Mir selbst erscheint die Haltung von Strafrechtsprofessoren aus dem Kriminalpolitischen Kreis sehr bedenkenswert, die fordern, sachliche Informationen über Schwangerschaftsabbrüche zu entkriminalisieren:

„Man sollte das Werbeverbot für Schwangerschaftsabbrüche auf einen akzeptablen Kern zurückführen“, so die Kölner Strafrechtsprofessorin Elisa Hoven. „Ein aggressives Anpreisen kann man untersagen, aber wenn schon der bloße Hinweis auf einen an sich nicht strafbaren Schwangerschaftsabbruch unter Strafe gestellt wird, ist das widersprüchlich.“ (zitiert nach https://www.lto.de/recht/hintergruende/h/professoren-kriminalpolitischer-kreis-fordern-reform-219a-stgb-werbung-schwangerschaftsabbruch-entkriminalisierung/)

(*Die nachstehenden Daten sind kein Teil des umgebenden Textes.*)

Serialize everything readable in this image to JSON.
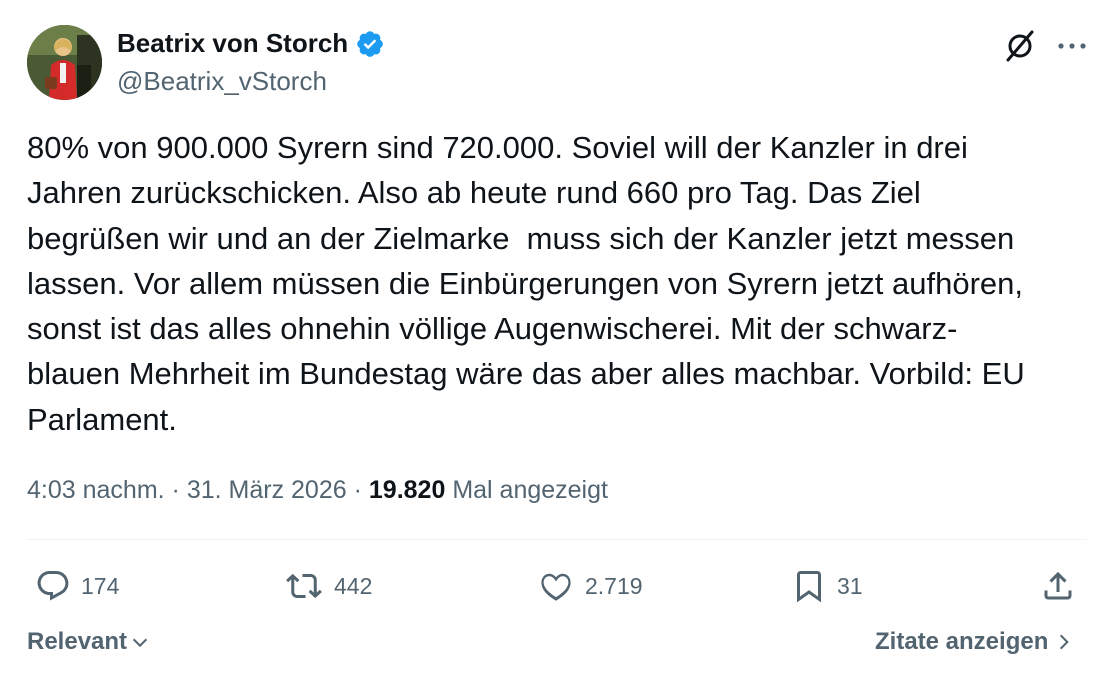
{
  "author": {
    "name": "Beatrix von Storch",
    "handle": "@Beatrix_vStorch",
    "verified": true
  },
  "tweet": {
    "text": "80% von 900.000 Syrern sind 720.000. Soviel will der Kanzler in drei\nJahren zurückschicken. Also ab heute rund 660 pro Tag. Das Ziel\nbegrüßen wir und an der Zielmarke  muss sich der Kanzler jetzt messen\nlassen. Vor allem müssen die Einbürgerungen von Syrern jetzt aufhören,\nsonst ist das alles ohnehin völlige Augenwischerei. Mit der schwarz-\nblauen Mehrheit im Bundestag wäre das aber alles machbar. Vorbild: EU\nParlament."
  },
  "meta": {
    "time": "4:03 nachm.",
    "separator": "·",
    "date": "31. März 2026",
    "views_count": "19.820",
    "views_label": "Mal angezeigt"
  },
  "actions": {
    "replies": {
      "icon": "reply-icon",
      "count": "174"
    },
    "reposts": {
      "icon": "repost-icon",
      "count": "442"
    },
    "likes": {
      "icon": "like-icon",
      "count": "2.719"
    },
    "bookmarks": {
      "icon": "bookmark-icon",
      "count": "31"
    },
    "share": {
      "icon": "share-icon"
    }
  },
  "footer": {
    "sort_label": "Relevant",
    "quotes_label": "Zitate anzeigen"
  },
  "colors": {
    "text": "#0f1419",
    "secondary": "#536471",
    "verified_blue": "#1d9bf0",
    "divider": "#eff3f4"
  },
  "icons": {
    "grok": "grok-icon",
    "more": "more-icon",
    "chevron_down": "chevron-down-icon",
    "chevron_right": "chevron-right-icon"
  }
}
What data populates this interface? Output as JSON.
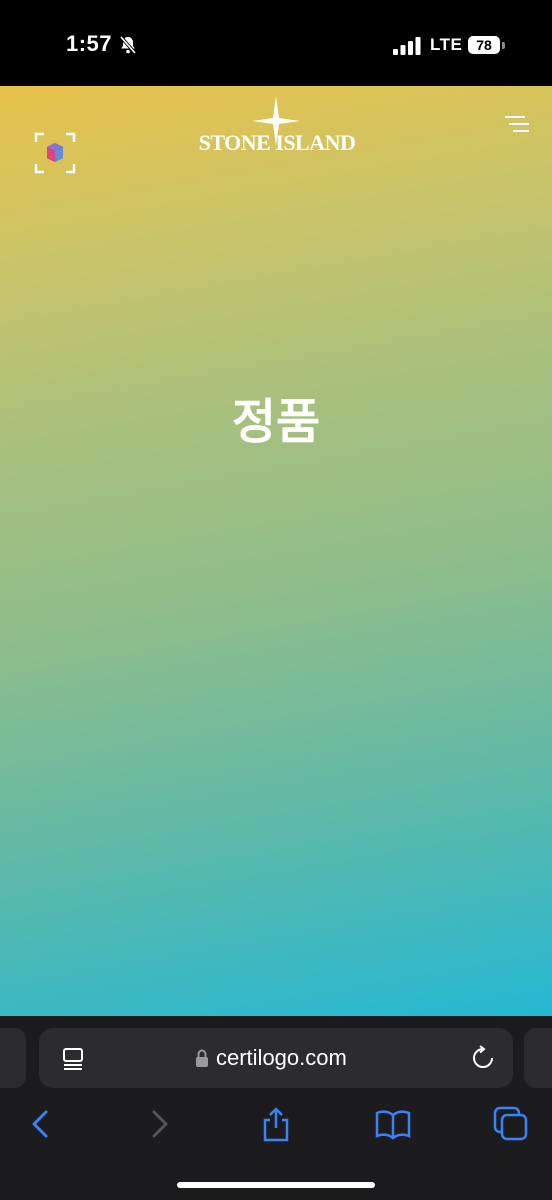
{
  "status_bar": {
    "time": "1:57",
    "network": "LTE",
    "battery": "78"
  },
  "page": {
    "brand": "STONE ISLAND",
    "verdict": "정품",
    "colors": {
      "gradient_top": "#e8c24a",
      "gradient_bottom": "#25b8d3"
    }
  },
  "browser": {
    "url": "certilogo.com",
    "accent_color": "#3b82f6"
  },
  "icons": {
    "status": [
      "bell-slash-icon",
      "signal-icon",
      "battery-icon"
    ],
    "page": [
      "scan-icon",
      "compass-star-icon",
      "hamburger-menu-icon"
    ],
    "url_bar": [
      "reader-icon",
      "lock-icon",
      "reload-icon"
    ],
    "toolbar": [
      "back-icon",
      "forward-icon",
      "share-icon",
      "bookmarks-icon",
      "tabs-icon"
    ]
  }
}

Sicher kann niemand wünschen, dass aggressiv für Abtreibungen geworben wird frei nach dem Motto: „Spar dir die Pille, Abtreibungen sind cooler.“ Aber wer würde das auch machen wollen?

Von daher ist der Paragraph § 219a aus meiner Sicht überflüssig, und seine Abschaffung könnte unser Strafgesetzbuch ein wenig entlasten und ein bisschen mit deutlich machen, dass man nicht alle gesellschaftlich wichtigen Ziele mit dem Strafrecht schützen muss.

Umgekehrt schadete er auch nicht mehr, wenn er so verändert würde, dass sachliche Informationen nicht mehr bestraft würden. So oder so schützt er kein Leben, weder geborenes noch ungeborenes. Doch in seiner augenblicklichen Form erschwert er Frauen, sich in Ruhe zu informieren, vergrößert damit ihre Not, setzt Ärztinnen und Ärzte unter Druck und bindet Ressourcen bei Staatsanwaltschaften und Gerichten, die für andere Tatbestände dringend gebraucht werden. Deswegen sollte er, wenn man ihn nicht ganz aufgeben will, zumindest in oben beschriebener Weise verändert werden.

Um das ungeborene Leben zu schützen, sollte man nicht Frauen Informationen vorzuenthalten suchen (oder sie gar selbst strafrechtlich bedrohen), sondern unsere Gesellschaft mütter- und familienfreundlicher gestalten, wie es auch Kristina Hänel in ihrem Offenen Brief an KritikerInnen aus der CDU weiter ausführt. Das würde mit Sicherheit nicht jede Abtreibung verhindern, aber er könnte die Chance von manch werdendem Menschen  im Mutterleib erhöhen, nicht nur geboren zu werden, sondern auch ein menschenwürdiges Leben zu leben.